In 1873 General George Custer ordered his 700 soldiers of the 7th Cavalry of the United States Army to attack the Indian war party consisting of members of the Sioux, Cheyenne, Arapaho and other tribes who had united because of intolerable abuse by the U.S. Government. He lost the Battle of Little Big Horn, but he is hailed as a hero.

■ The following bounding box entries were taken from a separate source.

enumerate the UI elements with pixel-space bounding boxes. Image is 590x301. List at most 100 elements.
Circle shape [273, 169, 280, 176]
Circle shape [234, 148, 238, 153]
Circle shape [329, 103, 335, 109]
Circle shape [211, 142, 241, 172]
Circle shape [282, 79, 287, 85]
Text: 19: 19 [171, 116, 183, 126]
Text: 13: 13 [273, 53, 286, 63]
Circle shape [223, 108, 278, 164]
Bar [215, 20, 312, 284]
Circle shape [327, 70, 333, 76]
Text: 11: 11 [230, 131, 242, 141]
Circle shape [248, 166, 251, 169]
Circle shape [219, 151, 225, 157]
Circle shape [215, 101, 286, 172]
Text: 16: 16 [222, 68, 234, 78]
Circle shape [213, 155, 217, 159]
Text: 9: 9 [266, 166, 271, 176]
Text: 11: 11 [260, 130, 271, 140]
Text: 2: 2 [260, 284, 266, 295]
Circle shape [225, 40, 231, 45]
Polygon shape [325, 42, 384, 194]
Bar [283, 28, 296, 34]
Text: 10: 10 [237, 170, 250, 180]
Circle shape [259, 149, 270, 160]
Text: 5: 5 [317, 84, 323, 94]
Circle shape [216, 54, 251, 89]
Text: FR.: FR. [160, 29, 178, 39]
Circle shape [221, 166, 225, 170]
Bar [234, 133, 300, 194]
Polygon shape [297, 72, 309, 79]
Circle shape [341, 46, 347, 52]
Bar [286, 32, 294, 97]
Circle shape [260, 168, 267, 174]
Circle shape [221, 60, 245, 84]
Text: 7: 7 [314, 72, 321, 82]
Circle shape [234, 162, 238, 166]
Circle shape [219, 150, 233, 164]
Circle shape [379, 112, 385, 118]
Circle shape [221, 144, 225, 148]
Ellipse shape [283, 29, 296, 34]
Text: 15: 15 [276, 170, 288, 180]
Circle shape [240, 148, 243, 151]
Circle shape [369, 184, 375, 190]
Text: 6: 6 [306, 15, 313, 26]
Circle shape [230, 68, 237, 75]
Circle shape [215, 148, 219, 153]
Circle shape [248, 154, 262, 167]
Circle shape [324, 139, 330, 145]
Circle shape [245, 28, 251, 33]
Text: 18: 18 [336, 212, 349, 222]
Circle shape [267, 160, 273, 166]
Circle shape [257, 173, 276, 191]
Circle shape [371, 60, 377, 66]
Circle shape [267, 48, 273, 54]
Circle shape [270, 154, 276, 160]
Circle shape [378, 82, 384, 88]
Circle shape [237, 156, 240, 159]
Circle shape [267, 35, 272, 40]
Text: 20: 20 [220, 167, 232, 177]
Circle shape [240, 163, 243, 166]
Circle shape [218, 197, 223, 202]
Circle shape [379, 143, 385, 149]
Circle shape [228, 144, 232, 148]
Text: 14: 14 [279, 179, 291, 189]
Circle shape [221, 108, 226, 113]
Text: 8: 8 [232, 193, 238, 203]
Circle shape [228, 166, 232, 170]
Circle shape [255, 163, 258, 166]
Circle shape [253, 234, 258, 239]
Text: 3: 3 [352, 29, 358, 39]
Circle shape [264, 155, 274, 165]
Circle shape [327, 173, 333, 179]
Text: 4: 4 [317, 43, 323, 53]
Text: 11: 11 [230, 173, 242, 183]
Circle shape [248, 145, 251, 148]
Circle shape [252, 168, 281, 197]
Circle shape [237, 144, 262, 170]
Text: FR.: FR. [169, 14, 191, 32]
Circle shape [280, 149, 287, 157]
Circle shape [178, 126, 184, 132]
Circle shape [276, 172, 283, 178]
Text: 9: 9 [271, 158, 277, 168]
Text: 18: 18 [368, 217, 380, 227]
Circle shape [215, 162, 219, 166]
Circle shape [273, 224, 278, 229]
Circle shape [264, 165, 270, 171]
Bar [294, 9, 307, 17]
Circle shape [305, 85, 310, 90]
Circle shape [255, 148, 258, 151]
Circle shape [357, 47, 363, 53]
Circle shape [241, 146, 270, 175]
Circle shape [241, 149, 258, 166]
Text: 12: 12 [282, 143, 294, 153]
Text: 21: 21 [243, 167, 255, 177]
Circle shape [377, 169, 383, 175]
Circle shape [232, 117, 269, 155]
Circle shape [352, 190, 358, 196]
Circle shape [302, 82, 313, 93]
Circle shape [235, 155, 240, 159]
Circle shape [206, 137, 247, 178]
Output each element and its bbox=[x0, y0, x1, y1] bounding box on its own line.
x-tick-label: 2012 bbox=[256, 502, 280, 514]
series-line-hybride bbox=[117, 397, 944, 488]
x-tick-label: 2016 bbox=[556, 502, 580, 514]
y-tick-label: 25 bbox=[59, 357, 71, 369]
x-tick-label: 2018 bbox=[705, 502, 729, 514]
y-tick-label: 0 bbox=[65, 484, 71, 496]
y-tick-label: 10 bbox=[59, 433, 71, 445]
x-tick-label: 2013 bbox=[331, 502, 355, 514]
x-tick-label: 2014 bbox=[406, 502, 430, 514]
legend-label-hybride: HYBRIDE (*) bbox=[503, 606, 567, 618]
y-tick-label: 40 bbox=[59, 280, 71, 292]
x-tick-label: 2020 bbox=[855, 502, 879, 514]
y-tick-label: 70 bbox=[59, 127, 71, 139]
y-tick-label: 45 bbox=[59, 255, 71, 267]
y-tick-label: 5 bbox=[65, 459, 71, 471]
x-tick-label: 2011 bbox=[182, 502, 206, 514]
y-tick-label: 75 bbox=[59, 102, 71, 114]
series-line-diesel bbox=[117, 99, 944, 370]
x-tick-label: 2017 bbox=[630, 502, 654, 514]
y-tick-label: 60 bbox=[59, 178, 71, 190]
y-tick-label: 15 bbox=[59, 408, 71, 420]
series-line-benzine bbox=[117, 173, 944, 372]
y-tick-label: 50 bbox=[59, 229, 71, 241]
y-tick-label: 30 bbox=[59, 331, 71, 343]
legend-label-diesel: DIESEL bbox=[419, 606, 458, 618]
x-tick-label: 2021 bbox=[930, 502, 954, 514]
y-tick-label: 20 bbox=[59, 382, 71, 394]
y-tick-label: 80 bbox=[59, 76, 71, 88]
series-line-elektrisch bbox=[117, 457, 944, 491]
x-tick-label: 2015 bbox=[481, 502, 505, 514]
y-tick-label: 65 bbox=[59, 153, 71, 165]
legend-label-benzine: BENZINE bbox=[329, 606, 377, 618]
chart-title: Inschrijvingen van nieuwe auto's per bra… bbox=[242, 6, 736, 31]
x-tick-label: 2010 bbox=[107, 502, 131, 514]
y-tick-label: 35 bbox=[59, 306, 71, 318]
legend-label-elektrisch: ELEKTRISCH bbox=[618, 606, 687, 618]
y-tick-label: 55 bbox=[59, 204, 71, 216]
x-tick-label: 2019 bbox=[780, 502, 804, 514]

When Chief Joseph’s southern branch of the Nez Perce refused to give up their ancestral lands on the Oregon-Idaho border and enter a reservation, negotiations broke down and the 1st Cavalry was sent to compel them to come into the reservation. Chief Joseph chose to resist and traveled 1,600 miles through Idaho, Yellowstone Park, and Montana during which he engaged 11 separate commands of the Army in 13 battles and skirmishes in a period of 11 weeks. However, having only a remnant of his tribe left, Chief Joseph vowed to “fight no more forever”, and surrendered to Colonel Nelson Miles on October 4, 1877  at the Bear Paw Mountains.

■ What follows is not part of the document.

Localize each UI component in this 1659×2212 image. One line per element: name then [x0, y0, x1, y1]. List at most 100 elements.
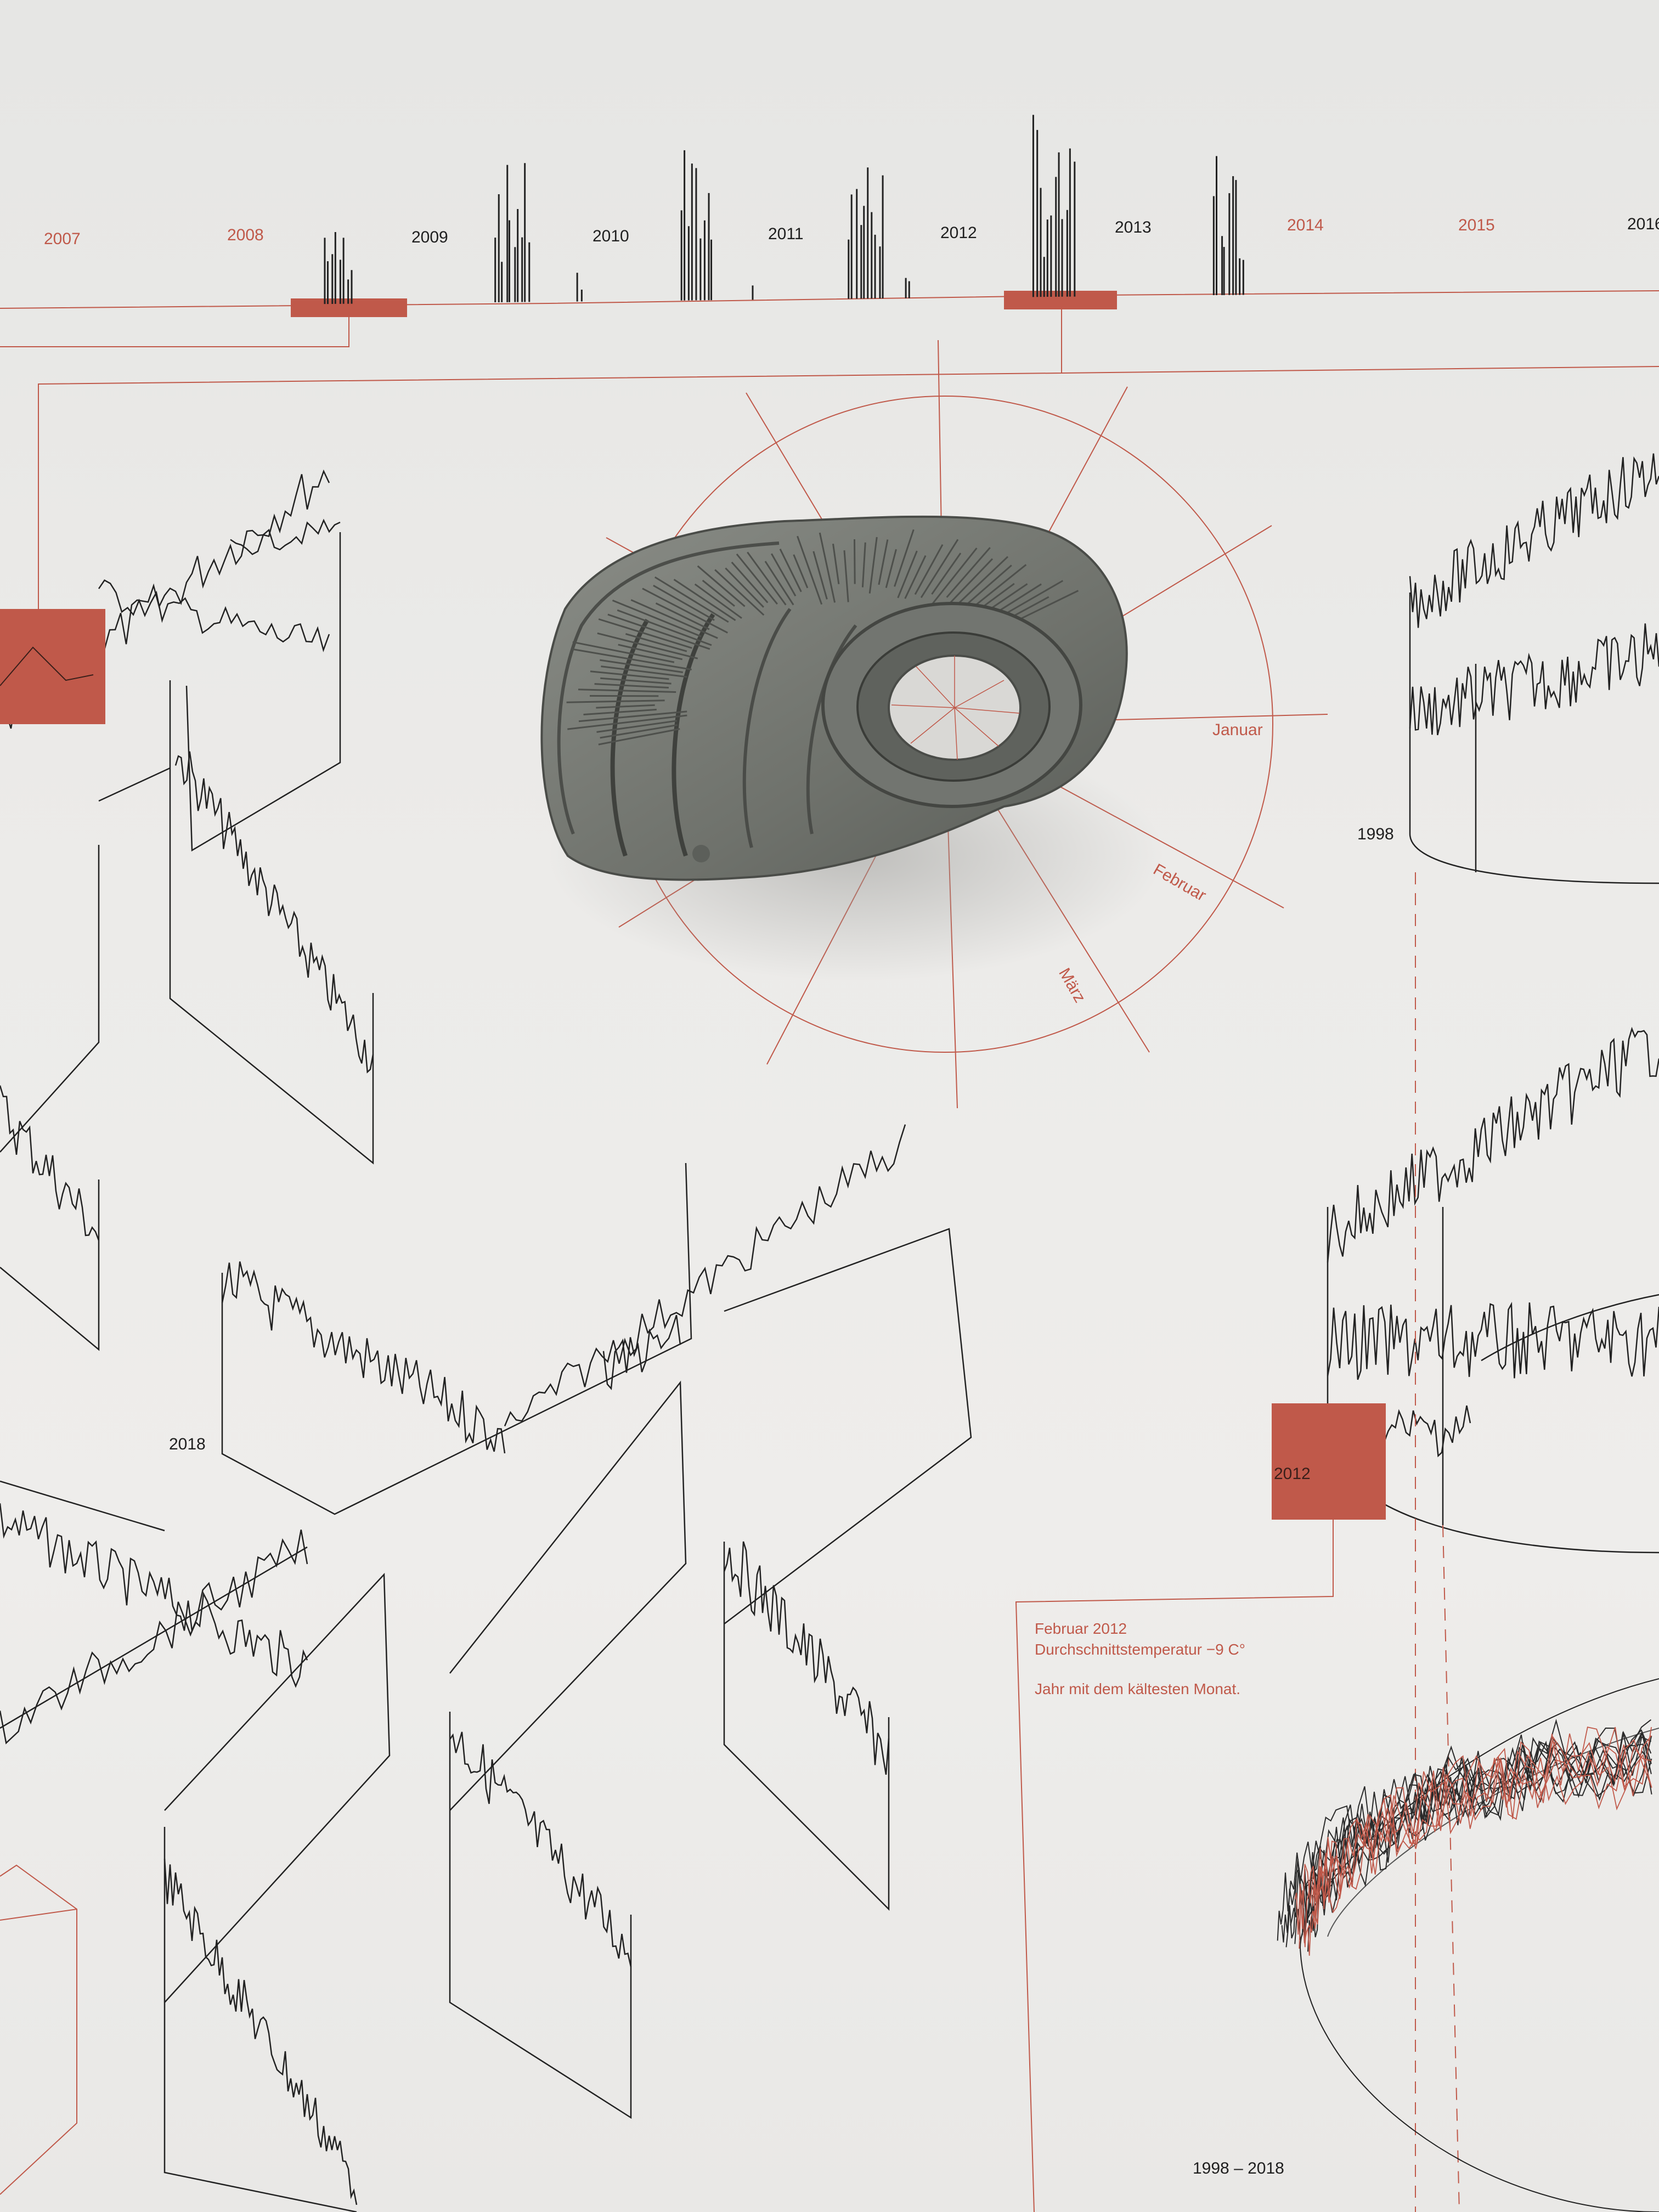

In 1890 at Wounded Knee on the Pine Ridge Reservation in North Dakota, believing chief Sitting Bull was a Ghost Dancer, someone who rejected “the ways of the white man” and believed that the gods would create a new world without non-believers, federal officials actually ended up killing him instead of just arresting him, and this led to the deaths of over 150 Natives in Pine Ridge.

There were more such battles.

At the turn of 20th century, the Supreme Court ruled that the U.S. government had the right to overturn all Cherokee laws in the precedent-setting decision Cherokee Nation v. Hitchcock.

This eventually led to the end of the communal culture of the Cherokees with tribal communal lands being divided into allotments to each tribal member alive at the time, reducing the size of their territory, allowing for more non-Native settlers to move into Indian Territory, and the scandalous theft of Indian owned land by state and federal laws that favored the settlers and supported the land swindling.

Assimilation of the tribes into the American way of life introduced poverty and starvation, and to speed up the assimilation of the tribes their children where sent to “Indian Schools” away from their parents and tribes where their hair, a cultural symbol, was cut short, their cultures disparaged, and their native language replaced with English so that when they returned home, they were foreigners in their own tribes who could no longer communicate with their elders.

The United States government killed their histories and their cultures while promoting and honoring the people who destroyed them as heroes and those who defended them as demons.

In 1950 the Commissioner of Indian Affairs began to implement ‘withdrawal planning’, which forced the relocation of thousands of Natives to cities.

It is estimated that over nine million Natives died from violent conflict or disease during our quest to honor Manifest Destiny.

Truly, we’ve “forgotten that our ancestors trounced an empire, tamed a continent, and triumphed over the worst evils in history.”